A complete redesign? Thoughts on Santa Rosa, Robson, and 1.8 " drives.

Posted:
in Future Apple Hardware edited January 2014
The pretty solid confirmation of a sub-notebook has everyone pretty excited. And there is great discussion erupting around it. But what I am wondering about is the possibility of a complete redesign of the entire Macbook Pro line to become more thin, in addition to an ultra-portable or sub-notebook made by Apple. Not just a single model ultra-portable. Let me extrapolate.



The design of the Macbook Pro is still modern, but dated by Apple's design standards. The basic form factor originated in the Titanium on January 1st, 2001 over SIX years ago, and saw "refinements" with the Aluminum models to present day.



I long for a complete redesign. It is time.



Let's start with what we know:



1) Intel's new Santa Rosa platform is going to be available this March. Featuring Robson flash memory caching.



2) Thin 1.8" ultra-portable hard drives are now available in 100GB and 120GB models by Toshiba and Seagate.



3) LED-LCD's are currently available and are both more thin, and less power hungry.



4) Apple has recently filed for at least one patent indicating that they are researching new methods to reduce the thickness of a notebook via creative optical drive placement.



Let me get straight to the point. The Robson flash-caching should eliminate most performance drawbacks to implementing slower 1.8" drives. And with the size of the 1.8" drives it may be possible to fit two into the 15" and 17" Macbook Pro's. LED-LCD's are going into the line-up for their enhanced performance and thinness all around. And creative optical drive placement means could mean keeping an optical disc drive for larger desktop-replacement models (i.e. the 15.4" and 17" Macbook Pro's) while still making them dramatically more thin. For an ultra-portable, dropping the optical drive is not a problem (and carry a peripheral if necessary or dock it). How often do you really use your optical drive?



And now for:



5) NAND Flash capacities will continue to grow, as will 1.8" HDD capacities. Meaning that a radically thin new form factor will have legs to grow.

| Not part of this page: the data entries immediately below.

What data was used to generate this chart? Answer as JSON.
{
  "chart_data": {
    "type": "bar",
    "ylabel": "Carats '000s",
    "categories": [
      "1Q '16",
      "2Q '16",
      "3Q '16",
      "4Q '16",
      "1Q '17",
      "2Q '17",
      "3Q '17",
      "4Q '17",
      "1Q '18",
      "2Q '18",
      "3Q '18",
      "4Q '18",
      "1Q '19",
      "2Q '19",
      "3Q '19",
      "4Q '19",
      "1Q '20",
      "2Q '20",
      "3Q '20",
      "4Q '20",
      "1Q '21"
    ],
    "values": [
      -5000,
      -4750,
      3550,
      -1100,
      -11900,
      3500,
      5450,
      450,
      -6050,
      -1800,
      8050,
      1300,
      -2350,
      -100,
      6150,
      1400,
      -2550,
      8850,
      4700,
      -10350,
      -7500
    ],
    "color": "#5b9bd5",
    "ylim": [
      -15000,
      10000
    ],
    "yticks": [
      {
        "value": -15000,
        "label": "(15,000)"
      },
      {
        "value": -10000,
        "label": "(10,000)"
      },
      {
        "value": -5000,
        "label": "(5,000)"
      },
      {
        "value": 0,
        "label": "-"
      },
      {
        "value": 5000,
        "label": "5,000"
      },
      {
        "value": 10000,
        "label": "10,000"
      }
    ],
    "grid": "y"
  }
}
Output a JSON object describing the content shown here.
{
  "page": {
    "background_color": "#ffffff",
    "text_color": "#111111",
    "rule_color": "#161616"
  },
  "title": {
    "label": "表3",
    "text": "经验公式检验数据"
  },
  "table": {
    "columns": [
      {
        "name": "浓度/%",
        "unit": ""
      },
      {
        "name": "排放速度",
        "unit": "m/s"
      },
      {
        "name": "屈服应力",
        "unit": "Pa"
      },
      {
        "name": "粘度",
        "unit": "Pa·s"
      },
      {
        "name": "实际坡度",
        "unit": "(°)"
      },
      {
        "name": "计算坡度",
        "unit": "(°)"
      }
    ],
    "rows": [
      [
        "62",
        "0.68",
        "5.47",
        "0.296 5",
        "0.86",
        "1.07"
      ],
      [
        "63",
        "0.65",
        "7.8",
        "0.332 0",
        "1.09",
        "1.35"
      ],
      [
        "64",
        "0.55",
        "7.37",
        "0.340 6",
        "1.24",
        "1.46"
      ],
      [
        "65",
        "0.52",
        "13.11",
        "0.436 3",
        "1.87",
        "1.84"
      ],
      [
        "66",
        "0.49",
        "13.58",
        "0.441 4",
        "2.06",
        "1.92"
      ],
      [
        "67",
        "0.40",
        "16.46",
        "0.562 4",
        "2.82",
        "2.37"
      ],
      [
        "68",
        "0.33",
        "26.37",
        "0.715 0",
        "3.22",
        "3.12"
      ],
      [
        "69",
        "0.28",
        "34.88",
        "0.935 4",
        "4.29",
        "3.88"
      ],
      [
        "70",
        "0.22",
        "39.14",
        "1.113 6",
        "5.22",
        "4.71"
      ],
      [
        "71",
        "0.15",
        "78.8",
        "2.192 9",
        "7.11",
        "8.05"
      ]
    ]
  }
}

Before the release of the iPhone, rumor sites everywhere and their fans were simply mocking up images of iPod's with keypads tacked on. It is what they expected, because it is what they knew in the market. Nobody expected the device that came. Nobody really thought different (perhaps because it sucks to keep getting disappointed). Now rumors of a sub-notebook emerge, and everyone is focusing only on that device because that is what exists in the market.



It has been 6 years since a significant form factor redesign in the Macbook Pro line. Let's think different.

Comments

  • Reply 1 of 3
    I'm right there with you. Apple can't go too long before they again create something EVERYBODY wants. As far as computers go, I think the last time they really pulled it off was with the TiBook. I would have said it was the one-armed iMac, but if that were true, they would have kept the design past one iteration. The Powerbook stayed for quite some time, and as you noted, the aluminum models are just refinements.



    I think all of your ideas plus a beautiful new enclosure (though, frankly, what could they really improve? Bringing back Titanium is all I can think of!) would be just the thing.



    ...if they threw in the LCD-embedded camera. Then they could get George Jetson and Rick Moranis from Spaceballs to do the commercials. "The future is now."
  • Reply 2 of 3
    I love your idea on getting George Jetson and Rick Moranis to do the commericials!



    Apple's notebooks already seem more thin than most PC notebooks. The lust factor would be through the roof if Apple did this.
  • Reply 3 of 3
    iqatedoiqatedo Posts: 1,823member
    Quote:
    Originally Posted by CoolHandPete View Post


    I'm right there with you. Apple can't go too long before they again create something EVERYBODY wants. As far as computers go, I think the last time they really pulled it off was with the TiBook. I would have said it was the one-armed iMac, but if that were true, they would have kept the design past one iteration. The Powerbook stayed for quite some time, and as you noted, the aluminum models are just refinements.



    I think all of your ideas plus a beautiful new enclosure (though, frankly, what could they really improve? Bringing back Titanium is all I can think of!) would be just the thing.



    ...if they threw in the LCD-embedded camera. Then they could get George Jetson and Rick Moranis from Spaceballs to do the commercials. "The future is now."



    Dress Rick Moranis up to look like George Jetson and do the advertisements. They would have such fun with that!



    You nailed it CHP. '...something EVERYBODY wants.' There's such opportunity to make the new 'Books just so desirable that the OS will be a lesser consideration, especially amongst younger buyers.